Importantly, the portfolio is also growing thanks to growth in the underlying portfolio companies as they build and develop new projects. A  process epitomised by CDPQ’s investment in companies like fast-growing US renewables developer Invenergy Renewables.

“We like to reinvest the cash-flow and create value within our portfolio companies,” explains Jaclot.

The focus on regions is based on the ability to scale investments and a local presence. For example, recently acquired transmission assets in Brazil, Uruguay and Peru are managed out of the Sao Paulo office, while opportunities in Indonesia are managed out of Singapore. “We are not a huge team so can’t be spread too thin but having our teams close to our assets is essential,” he says.

Decarbonization

Decarbonizing the portfolio is another central seam, part and parcel of CDPQ’s initial target to reduce emissions across its entire C$419.8 billion portfolio by 25 per cent by 2025 linked to compensation, since expanded to target a 60 per cent reduction by 2030. Much of that ambition, keenly watched by carbon bean counters in the actuary and accountancy teams, has fallen on the shoulders of the infrastructure department via increasing exposure to green renewable assets. “We have been ahead of the curve; we got in early in renewables and ahead of the market coming in with higher valuations,” says Jaclot.

Rather than selling – and choosing not to buy – carbon emitting infrastructure assets, CDPQ has embarked on a slightly different path. Last autumn it created a $10 billion transition envelope to support decarbonisation in the main industrial carbon-emitting sectors.

“I’d much rather keep or take ownership of the asset and decarbonise it. We could sell our CO2 emitting assets, but someone else just ends up buying them,” says Jaclot. News regarding assets bought specifically to decarbonise will be announced shortly; elsewhere the fund  has shut down coal plants and replaced production with gas and solar in concrete decarbonization.

Still, the challenge of decarbonizing infrastructure like airports (CDPQ has a 12 per cent stake in London’s Heathrow alongside others including USS, GIC and China Investment Corporation) given most emissions come from the aircraft is increasingly front of mind. ““North of 95 per cent of emissions at most airports come from the aircrafts but human beings need to meet and travel to some extent. We are pushing to find solutions, even though they come at a higher cost such as sustainable aviation fuel. Heathrow is at the forefront of this initiative.”

Investing with DP World has also bought CDPQ’s commitment to the S and G of the ESG under scrutiny.
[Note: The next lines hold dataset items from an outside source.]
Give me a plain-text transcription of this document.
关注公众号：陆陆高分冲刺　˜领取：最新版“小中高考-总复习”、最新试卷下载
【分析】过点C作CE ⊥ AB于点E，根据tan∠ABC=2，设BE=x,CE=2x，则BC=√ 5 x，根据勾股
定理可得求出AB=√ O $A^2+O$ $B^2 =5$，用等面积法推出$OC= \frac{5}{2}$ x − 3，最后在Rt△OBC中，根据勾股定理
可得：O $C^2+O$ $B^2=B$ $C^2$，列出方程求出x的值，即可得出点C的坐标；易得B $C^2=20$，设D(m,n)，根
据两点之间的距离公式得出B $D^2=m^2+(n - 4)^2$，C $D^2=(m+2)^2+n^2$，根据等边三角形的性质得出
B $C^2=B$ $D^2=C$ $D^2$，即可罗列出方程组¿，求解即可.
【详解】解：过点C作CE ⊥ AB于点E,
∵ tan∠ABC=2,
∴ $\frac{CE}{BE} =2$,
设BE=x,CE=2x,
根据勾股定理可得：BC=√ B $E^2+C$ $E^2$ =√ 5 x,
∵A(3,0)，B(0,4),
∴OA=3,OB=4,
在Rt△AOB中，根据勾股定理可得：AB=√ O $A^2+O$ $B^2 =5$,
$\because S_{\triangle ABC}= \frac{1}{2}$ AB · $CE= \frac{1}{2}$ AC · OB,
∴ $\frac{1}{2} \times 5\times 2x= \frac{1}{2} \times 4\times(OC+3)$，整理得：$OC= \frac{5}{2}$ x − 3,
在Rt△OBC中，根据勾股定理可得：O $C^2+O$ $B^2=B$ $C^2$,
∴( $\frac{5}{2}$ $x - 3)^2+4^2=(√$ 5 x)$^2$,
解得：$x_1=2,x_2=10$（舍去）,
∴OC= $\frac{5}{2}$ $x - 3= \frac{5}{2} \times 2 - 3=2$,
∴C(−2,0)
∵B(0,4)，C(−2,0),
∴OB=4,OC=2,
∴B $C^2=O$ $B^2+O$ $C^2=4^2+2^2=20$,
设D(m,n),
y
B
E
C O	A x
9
The company attracted widespread criticism when it fired 800 British-based crew from its P&O ferries business.

“To be frank, the news of workers at P&O Ferries made us look even deeper for reassurance and we took comfort in the reaction,” he said, noting the subsequent settlement DP World reached with workers. He is also encouraged by the growing diversity of DP World’s workforce and improving health and safety at the company.